Originally posted September 19, 2017 on the previous Little Mountains Blog website.
For as long as I can remember, I have been making adjustments to keep my anxiety quiet and happy.
I went home early before every pep rally in middle school because they’d make the auditorium dark as it began, and that scared me. I didn’t go to the movie theater for years as a kid for the same reason. I didn’t fly for twelve years of my life because airplanes married my fear of heights and small spaces. When I lived in LA, I often asked my friends to drive because the extensive freeways gave me panic attacks. I’ve never been a big drinker because just the thought of losing control of myself makes me want to throw up.

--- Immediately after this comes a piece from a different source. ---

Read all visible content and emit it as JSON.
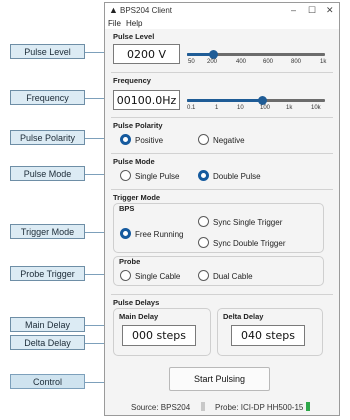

Even now, every day, I make adjustments. It’s a practice I will keep for the rest of my life. And that’s okay with me.
But I’ve worried for most of my life that it wouldn’t be okay with other people. I’ve kept quiet about why I do the things I do, and hoped that my “quirks,” if you will, would be too minor for people to notice. Most of the time, no one questioned me. And I wouldn’t share the real reasons behind my behavior unless pressed until there was no other justification.
But living like that was exhausting. I was tired of constantly covering my tracks. Tired of coming up with excuses. Tired of adding to the internal battle that already is anxiety by keeping my truth locked up.
Like many, I’ve kept all of this to myself over the years because there’s a stigma involved in admitting the severity of my anxiety. In giving in to mental illness. There’s a shame to it. But lately I’ve been trying to shift my thinking about my disorder. I’ve been looking at it as a health issue, because that’s what it is. Mental illness is a chemical imbalance of the brain. Anxiety (and depression, and OCD, and bipolar disorder, etc.) is very, very real. And it is something I shouldn’t be ashamed about affecting the way I live my life. Something I won’t let control me, but that I must learn to live with every day nonetheless.
In turn, I’ve been trying to be more open about my anxiety disorder to those around me. It’s not something I feel the need to drone on and on about, but I’m becoming more comfortable being up front. Telling people why I have to do things a little differently. Saying it out loud.
Hearing myself say things like “my anxiety” and “panic disorder” feels like having a dream where I show up somewhere important and realize I’ve forgotten to wear pants. It’s exposing and it’s being vulnerable and it’s inviting judgment. But for the most part, I’ve found empathy and connection. For the most part, people are understanding even if they don’t know what I’m going through. I’ve found common ground with people I would have never guessed struggled with the same issues I do. I’ve answered honest questions from people who don’t have experience with mental illness and want to understand better. And I’ve been able to be a resource to people I’ve now let see me in this light.
I’m sure some have judged me, because it’s human nature. To those that don’t experience anxiety every day as a mental disorder, my reasons may sound like excuses. That’s okay. I’ll keep writing and living and speaking out loud because that’s what it’s going to take to help change the stigma. And that is hugely important to me. Changing the stigma that says I’m making excuses, that says I can control my own disorder, that says I’m being dramatic. That says “just calm down.” That says “just be happy.” That says “your feelings aren’t valid.”
I’m finding a kind of power in my attempt at transparency. I’m no longer hiding behind my web of excuses. I’m no longer wondering if people think I’m weird or a loser or dramatic. And if they do, I’m learning to be okay with that. I’m owning my disorder, even though that feels a little weird to write. And in doing so I’m gradually finding a little more peace with the person I am.